HTML5 ARTICLE

November 11, 2013

Can HTML5 Save E-mail Marketing?


For many marketers, e-mail campaigns are starting to lose their luster. Consumers just get too many of them, and most e-mail campaigns look the same. But some think a resurgence of successful e-mail campaigns could be on the horizon—thanks to HTML5.

“Imagine opening an email for a beach resort to the sound and sight of waves lapping on a beautiful white sand beach,” Stephen Hay, Asia Pacific regional director for CRM agency, ICLP, recently wrote in a blog post. “As you scroll down you’re greeted by the happy sounds of a beachside café, with a full cocktail menu revealed with a single click. Another click shows you the chef in action. At all times a great promotional offer and a call to action floats handily to the right of the screen.”
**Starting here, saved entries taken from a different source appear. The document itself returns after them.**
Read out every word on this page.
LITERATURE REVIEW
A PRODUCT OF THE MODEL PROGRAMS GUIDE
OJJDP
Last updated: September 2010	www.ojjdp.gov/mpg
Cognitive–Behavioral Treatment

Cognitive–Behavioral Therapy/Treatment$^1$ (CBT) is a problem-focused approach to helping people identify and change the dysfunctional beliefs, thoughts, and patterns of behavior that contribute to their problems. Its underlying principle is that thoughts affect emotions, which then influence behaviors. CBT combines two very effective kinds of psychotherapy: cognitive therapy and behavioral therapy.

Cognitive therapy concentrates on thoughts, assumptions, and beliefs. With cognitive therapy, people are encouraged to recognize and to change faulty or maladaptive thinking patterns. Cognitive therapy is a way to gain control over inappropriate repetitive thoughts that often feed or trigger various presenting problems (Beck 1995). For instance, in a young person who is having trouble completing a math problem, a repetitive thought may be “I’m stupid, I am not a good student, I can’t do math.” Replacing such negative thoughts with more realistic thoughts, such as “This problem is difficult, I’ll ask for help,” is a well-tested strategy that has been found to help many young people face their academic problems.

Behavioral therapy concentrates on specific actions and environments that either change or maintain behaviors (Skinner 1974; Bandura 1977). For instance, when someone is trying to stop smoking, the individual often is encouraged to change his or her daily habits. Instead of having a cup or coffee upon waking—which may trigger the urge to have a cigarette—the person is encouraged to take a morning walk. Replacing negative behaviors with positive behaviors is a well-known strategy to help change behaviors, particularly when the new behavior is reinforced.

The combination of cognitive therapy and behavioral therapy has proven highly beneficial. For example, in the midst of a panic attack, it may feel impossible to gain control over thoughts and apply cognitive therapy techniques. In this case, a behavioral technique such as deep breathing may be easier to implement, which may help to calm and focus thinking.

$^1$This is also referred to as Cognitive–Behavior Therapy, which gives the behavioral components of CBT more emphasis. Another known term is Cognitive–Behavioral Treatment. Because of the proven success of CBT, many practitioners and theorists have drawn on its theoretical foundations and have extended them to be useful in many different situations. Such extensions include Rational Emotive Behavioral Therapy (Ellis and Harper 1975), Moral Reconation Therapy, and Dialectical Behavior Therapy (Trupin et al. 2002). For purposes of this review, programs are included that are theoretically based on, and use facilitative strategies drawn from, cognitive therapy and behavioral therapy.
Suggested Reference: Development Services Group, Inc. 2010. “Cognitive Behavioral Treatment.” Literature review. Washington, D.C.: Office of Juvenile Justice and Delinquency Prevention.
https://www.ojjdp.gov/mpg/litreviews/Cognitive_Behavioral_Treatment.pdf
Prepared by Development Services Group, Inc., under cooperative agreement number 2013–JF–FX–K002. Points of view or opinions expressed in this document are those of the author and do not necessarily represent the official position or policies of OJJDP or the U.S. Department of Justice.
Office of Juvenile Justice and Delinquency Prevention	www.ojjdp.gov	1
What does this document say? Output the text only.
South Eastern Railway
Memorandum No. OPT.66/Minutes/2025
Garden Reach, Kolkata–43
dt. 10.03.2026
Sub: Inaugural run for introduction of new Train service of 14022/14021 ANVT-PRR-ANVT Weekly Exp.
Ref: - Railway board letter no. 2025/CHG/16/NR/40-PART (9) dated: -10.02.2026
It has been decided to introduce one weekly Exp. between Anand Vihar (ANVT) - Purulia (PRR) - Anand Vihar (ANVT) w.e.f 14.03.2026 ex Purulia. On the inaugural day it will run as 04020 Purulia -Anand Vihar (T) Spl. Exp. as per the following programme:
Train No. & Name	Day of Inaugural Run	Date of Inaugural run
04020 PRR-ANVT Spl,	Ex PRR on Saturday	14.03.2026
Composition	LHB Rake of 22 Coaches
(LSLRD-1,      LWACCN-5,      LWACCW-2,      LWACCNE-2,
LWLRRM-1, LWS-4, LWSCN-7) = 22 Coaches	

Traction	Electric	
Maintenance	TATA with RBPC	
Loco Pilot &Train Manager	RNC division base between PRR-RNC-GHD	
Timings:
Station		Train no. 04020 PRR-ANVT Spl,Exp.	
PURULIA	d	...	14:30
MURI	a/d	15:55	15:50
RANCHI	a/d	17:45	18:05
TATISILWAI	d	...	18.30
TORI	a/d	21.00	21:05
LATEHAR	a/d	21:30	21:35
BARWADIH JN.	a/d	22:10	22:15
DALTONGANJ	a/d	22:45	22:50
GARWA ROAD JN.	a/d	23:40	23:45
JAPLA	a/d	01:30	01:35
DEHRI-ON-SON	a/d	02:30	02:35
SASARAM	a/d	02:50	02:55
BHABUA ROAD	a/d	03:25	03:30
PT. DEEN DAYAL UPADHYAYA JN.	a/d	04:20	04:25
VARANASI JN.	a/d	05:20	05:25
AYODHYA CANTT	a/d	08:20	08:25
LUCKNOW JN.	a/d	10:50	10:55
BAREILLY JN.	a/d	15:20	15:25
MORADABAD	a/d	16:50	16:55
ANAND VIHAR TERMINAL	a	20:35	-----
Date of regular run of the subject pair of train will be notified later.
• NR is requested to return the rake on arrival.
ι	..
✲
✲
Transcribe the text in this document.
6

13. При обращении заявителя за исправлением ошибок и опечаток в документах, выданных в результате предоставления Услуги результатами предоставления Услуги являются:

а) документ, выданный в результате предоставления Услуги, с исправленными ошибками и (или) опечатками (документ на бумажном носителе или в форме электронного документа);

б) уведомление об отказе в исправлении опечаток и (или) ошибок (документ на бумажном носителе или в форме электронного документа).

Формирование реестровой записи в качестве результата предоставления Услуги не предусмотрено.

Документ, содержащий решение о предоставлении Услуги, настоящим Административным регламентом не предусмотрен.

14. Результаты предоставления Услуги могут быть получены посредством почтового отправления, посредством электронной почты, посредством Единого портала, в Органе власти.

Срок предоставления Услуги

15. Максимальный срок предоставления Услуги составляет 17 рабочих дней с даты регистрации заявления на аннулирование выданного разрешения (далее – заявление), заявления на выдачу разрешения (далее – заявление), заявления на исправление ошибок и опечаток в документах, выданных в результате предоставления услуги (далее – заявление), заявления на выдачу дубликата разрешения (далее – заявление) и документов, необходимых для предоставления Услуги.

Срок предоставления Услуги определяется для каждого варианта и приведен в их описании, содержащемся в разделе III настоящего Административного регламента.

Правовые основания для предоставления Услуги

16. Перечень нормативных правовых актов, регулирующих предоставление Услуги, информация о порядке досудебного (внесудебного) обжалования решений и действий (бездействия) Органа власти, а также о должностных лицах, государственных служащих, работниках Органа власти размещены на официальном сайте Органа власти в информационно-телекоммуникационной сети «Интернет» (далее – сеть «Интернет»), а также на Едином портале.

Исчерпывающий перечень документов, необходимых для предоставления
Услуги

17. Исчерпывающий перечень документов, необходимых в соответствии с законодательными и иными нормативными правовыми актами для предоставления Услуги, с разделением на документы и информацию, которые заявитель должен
This is the promise of HTML5 when it comes to e-mail marketing.

With the deluge of digital content that now is standard with almost every consumer, eye-catching content and recommendations from others has become critically important. HTML5 and the multimedia it brings to e-mail might just be the way to resuscitate e-mail marketing. If videos, sound and interactivity can be embedded in e-mail, YouTube (NewsAlert) links might not be the only thing that goes viral.

“From an email marketing point of view, it offers a significantly richer media experience, video, audio, and greater interaction with the user,” Hay noted. “In fact, many of the things that Flash does for us, but Flash seems to be permanently in the doghouse with some people and it’s not recommended for email anyway.”

HTML5 and CSS3 taken together can dramatically improve the e-mail experience. What it can bring is the ability to stream video or audio as soon as someone opens an e-mail, greater direct interaction with customers, complex layouts with elements that float on the page, new layout approaches, and the ability to use animations and reveals.

The catch (and there always is a catch, isn’t there?), is that HTML5 is not yet supported by all e-mail clients. Outlook is the most notable laggard.

Of course, this will change with time; anyone who has been in the business long enough will remember how the web community waited with baited breath for the general adoption of HTML4, and that did eventually occur.

Marketers can still leverage HTML5 in e-mail today, however, provided that they ensure that their emails still function on e-mail clients that are not compliant with the new HTML standard.

“Critically, HTML5 is more commonly accepted in the mobile world, with it being fully compatible with iOS email clients and good, but not complete coverage, on Android (NewsAlert),” Hay added. “With the rapid move to mobile email access by consumers, this not only drives more immediate technical acceptance, but it cries out for more creative and engaging formats for email for people on the go or accessing their emails on smaller screens.”

So while e-mail marketing has seen its usefulness plummet recently, this could be a temporary issue thanks to HTML5.